Every code change in a Daily AI Agents session passes through an 11-gate checklist before it ships. The checklist is at docs/build-prompt-checklist.md in the public repo and reads:
1. Read these before any code (architecture audit, session-boot doc, recent decisions).
2. Grep-verify any referenced Hermes config key, frontmatter field, or CLI flag before writing it.
3. Doctor green before code (the scripts/doctor.sh health check passes).
4. Per-commit Rollback: line.
5. owner_agent frontmatter on every skill.
6. Source patches require explicit Cooper approval.
7. Final report ≤ 30 lines, format-fixed.
8. Skills not Python scripts (the 3-question gate: is the new code an agent capability? is it called by agents? is it doable in bash + curl + jq? if all three, it's a skill, not a script).
9. Acceptance via actual smoke, not declaration.
10. Half-shipped clean > rushed broken.
11. Never sell the OUTPUT of an unproven internal capability.
The checklist exists because each gate names a class of failure that wasted at least one session in the v17 → vFINAL session arc. Gate 2 caught nine fictional primitives — config keys the agent assumed existed but didn't. Gate 8 caught dozens of cases where the agent was about to write a Python script for something that should have been a skill. Gate 11 caught the trading-as-a-service product page that promised outcomes the system couldn't back.

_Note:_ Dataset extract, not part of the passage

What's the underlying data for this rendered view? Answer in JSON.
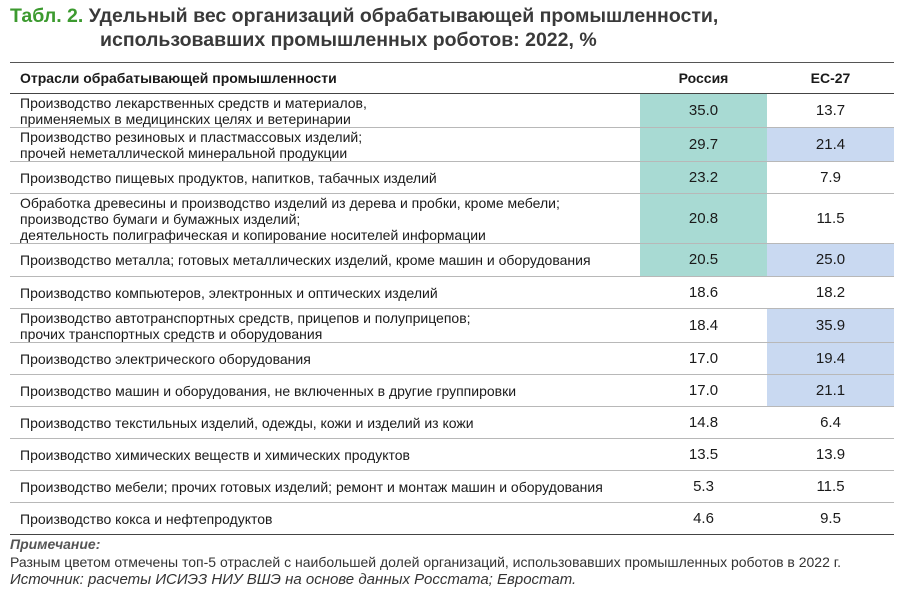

The discipline is dumb on purpose. Every gate is a one-line check the agent can do mechanically before writing a line of code. None of them require judgment; all of them prevent specific failures the system has seen.
The alternative is not "be more careful." The alternative is "ship 12 things, 4 of which are broken, surface them as bugs to the founder over the next two weeks." The checklist is what makes the difference between those two outcomes.
A related discipline: every session starts with a tight prompt that names the ships, the priority order, the hard-stops. Cooper writes the prompts; the agent executes them. The prompt is the contract; the checklist is the structural guarantee that the contract gets honored.
The combination is reproducible. A new contributor — human or agent — can read the prompt, read the checklist, execute the work, and produce shippable output without prior context on the project. That property is what makes the system durable beyond Cooper's involvement.
**Chapter 7 summary:** 11-gate checklist on every session before code ships. Each gate prevents a specific failure mode the system has seen. Discipline is structural, not heroic. The combination of tight prompts plus mechanical checklist makes the work reproducible.